Ealdred asintió y se sentó, inquieto, mientras el guardia se adentraba en el castillo. Los minutos se sintieron eternos, y cada segundo que pasaba aumentaba la ansiedad en su pecho. Finalmente, el guardia regresó y, con un gesto de la mano, lo invitó a seguirlo.
—Sir Edric os recibirá en la sala pequeña, pero sed breve. El caballero está ocupado con asuntos importantes.
Ealdred siguió al guardia a través de los pasillos de piedra del castillo, hasta una sala modesta donde Edric se encontraba revisando unos mapas extendidos sobre una mesa.
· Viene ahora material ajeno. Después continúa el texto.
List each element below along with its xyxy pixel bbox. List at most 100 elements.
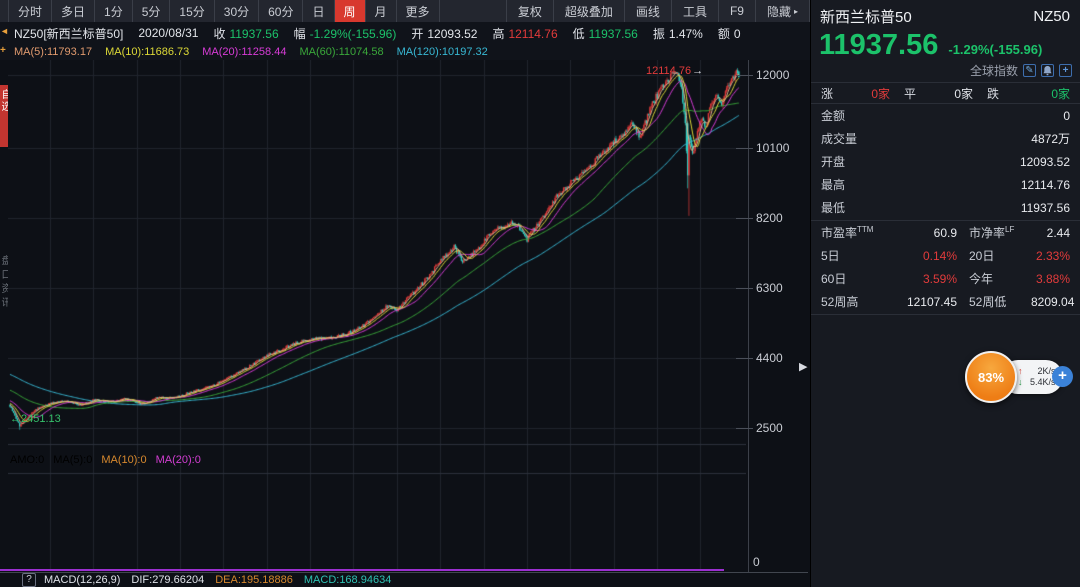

El joven caballero levantó la vista al ver entrar a Ealdred, con una expresión de sorpresa, pero también de cortesía.
—Ealdred, ¿qué es lo que te trae aquí? —preguntó Edric, mientras se acercaba al aldeano.
Ealdred hizo una reverencia torpe, consciente de que no solía estar en presencia de la nobleza, y de inmediato expuso su preocupación.
—Mis disculpas, Sir Edric, por irrumpir así, pero siento que debo advertiros de algo que podría ser importante. Es sobre Oswin y Roderic, los escuderos de Alric. Ambos han estado enfermos desde el día después de la muerte de vuestro primo. Sudores, desmayos… síntomas que me recuerdan a los que Alric mostró antes de… bueno, antes de que falleciera.
Edric frunció el ceño, su mente girando en torno a las palabras de Ealdred. Hasta ahora, había estado demasiado ocupado con las nuevas responsabilidades y el viaje a Eldermoor como para preocuparse por los escuderos, pero lo que el aldeano describía no podía ser una coincidencia.
—¿Están seguros de esto? —preguntó Edric, tratando de mantener la calma.
—Lo he visto con mis propios ojos —respondió Ealdred—. Oswin está postrado en cama, sudando como si tuviera la fiebre más alta de su vida. Roderic no se levanta ni para comer, y sus familiares no saben qué hacer. Y eso no es todo… hay un aire raro en sus casas, como si la misma muerte rondara por allí.
Edric se quedó en silencio un momento, considerando sus opciones. Si lo que Ealdred decía era cierto, entonces había más en juego que una simple coincidencia. No podía permitirse ignorar lo que parecía un patrón peligroso.
—Ealdred, gracias por venir a mí con esta información. No mencionéis esto a nadie más, al menos por ahora —dijo Edric, colocando una mano firme en el hombro del aldeano—. Voy a hablar con el señor Cedric sobre esto. Tomaremos las precauciones necesarias.
Ealdred asintió, aliviado de haber cumplido con su deber, pero también consciente de que había traído malas noticias a los oídos de su señor. Se retiró de la sala con una reverencia, dejando a Edric con un nuevo y perturbador dilema.
Mientras observaba al aldeano salir, Edric comprendió que lo que había comenzado con la muerte de Alric estaba lejos de terminar. Había una sombra que se extendía lentamente sobre Bredewald, y cada día parecía traer consigo un nuevo presagio de desgracia. Ahora, más que nunca, debía encontrar respuestas antes de que la oscuridad consumiera a todos.